On 1 November 2015, the regiment was reorganized as the 120th Separate Fighter Aviation Regiment of the 11th Air and Air Defense Forces Army, with the Su-25s returning to the reformed 266th Assault Aviation Regiment. By 2017 the MiG-29s of the regiment had been retired and replaced by the Su-30SM, of which the regiment fielded 24 aircraft according to open-source data. On 8 November 2018, the Guards title of the regiment was restored by official decree, and it became the 120th Separate Guards Fighter Aviation Regiment.

For the 2022 Russian invasion of Ukraine, several Su-30SMs from the regiment were sent to Baranovichi air base in Belarus in late January, together with a mixed aviation group that also included Su-35s from the 22nd and 23rd IAPs of the 11th Air and Air Defense Forces Army. They participated in the invasion from the first day, and after the Russian withdrawal from Kyiv Oblast in April relocated to the Voronezh Baltimor air base in southwest Russia, from which they continued to fly missions in support of the invasion.

== Awards ==
The decorations and honorifics of the regiment were inherited in 1998 from those earned by the 189th Guards Bomber Aviation Regiment's predecessor 189th Guards Assault Aviation Regiment during World War II.
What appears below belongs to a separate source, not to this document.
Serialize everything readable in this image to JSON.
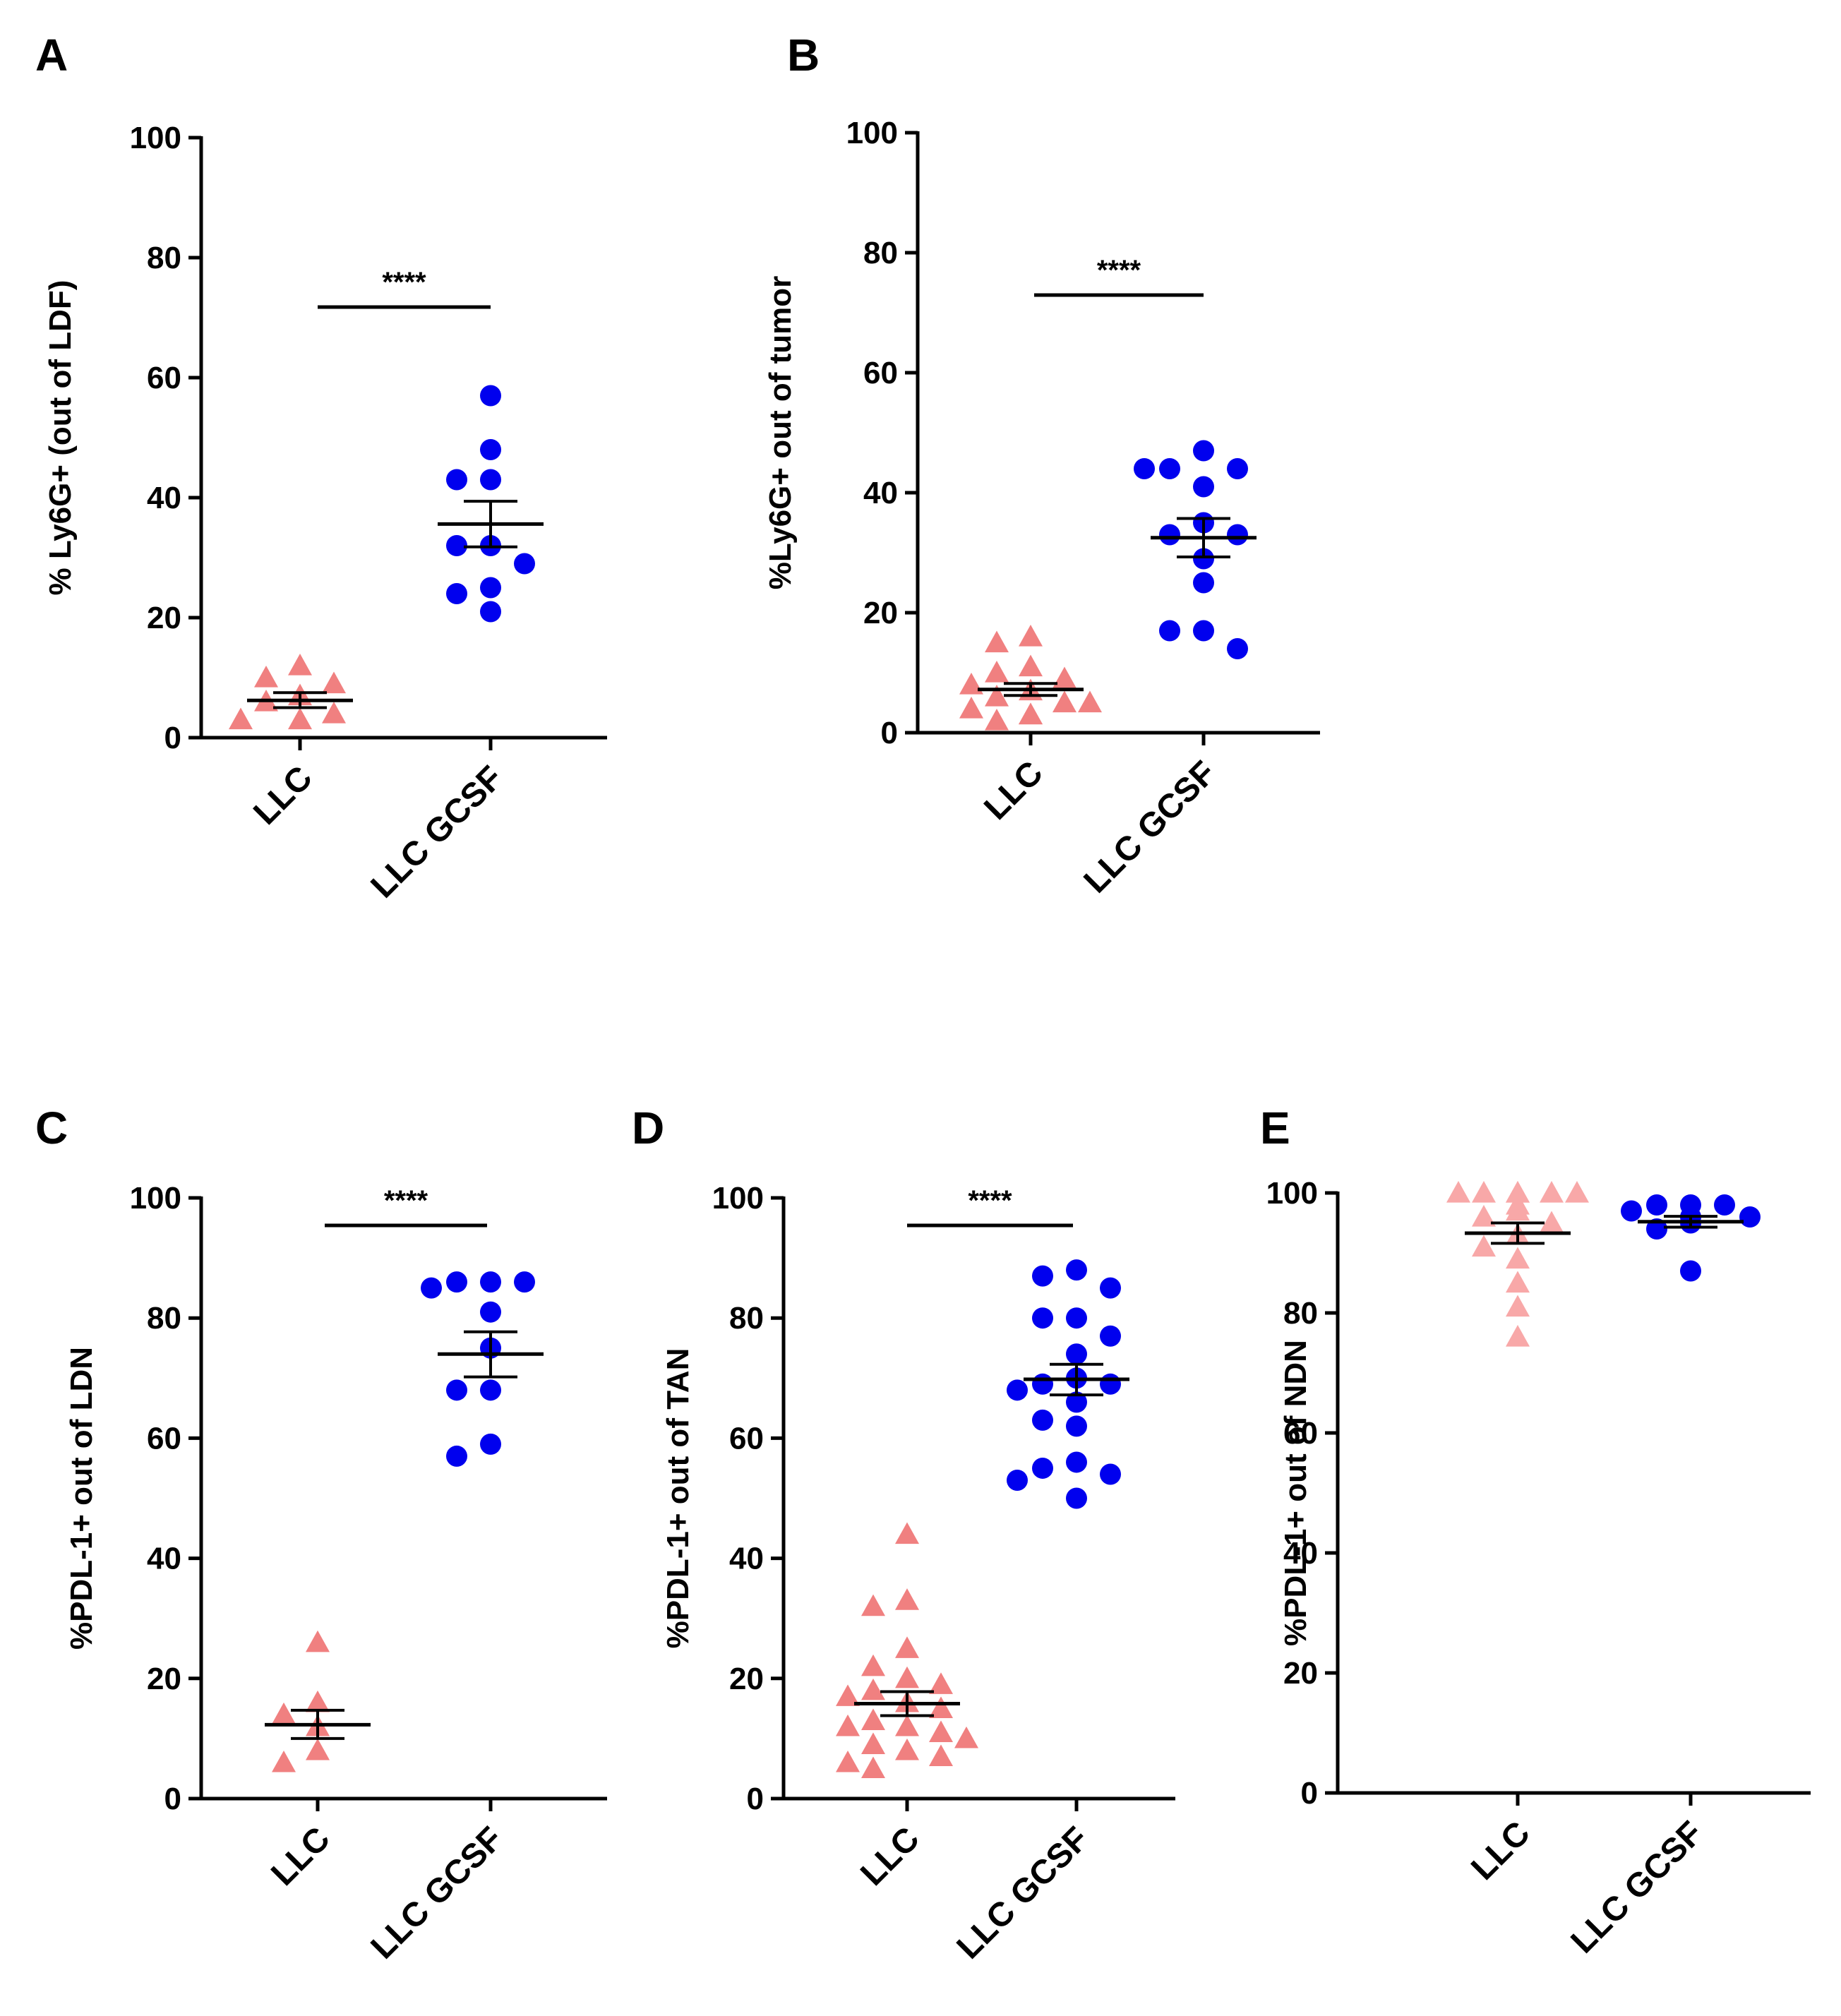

- The honorary title Brest was awarded to the 946th Assault Aviation Regiment, predecessor of the 189th Guards Assault Aviation Regiment on 10 August 1944 in recognition of its role in the capture of the city of Brest.
- The 946th Assault Aviation Regiment received Guards unit status on 27 October 1944 and was accordingly redesignated as the 189th Guards Assault Aviation Regiment.
- The Order of Suvorov, 3rd class, was awarded to the 189th Guards on 4 June 1945 in recognition of its contributions to the capture of the island of Rügen.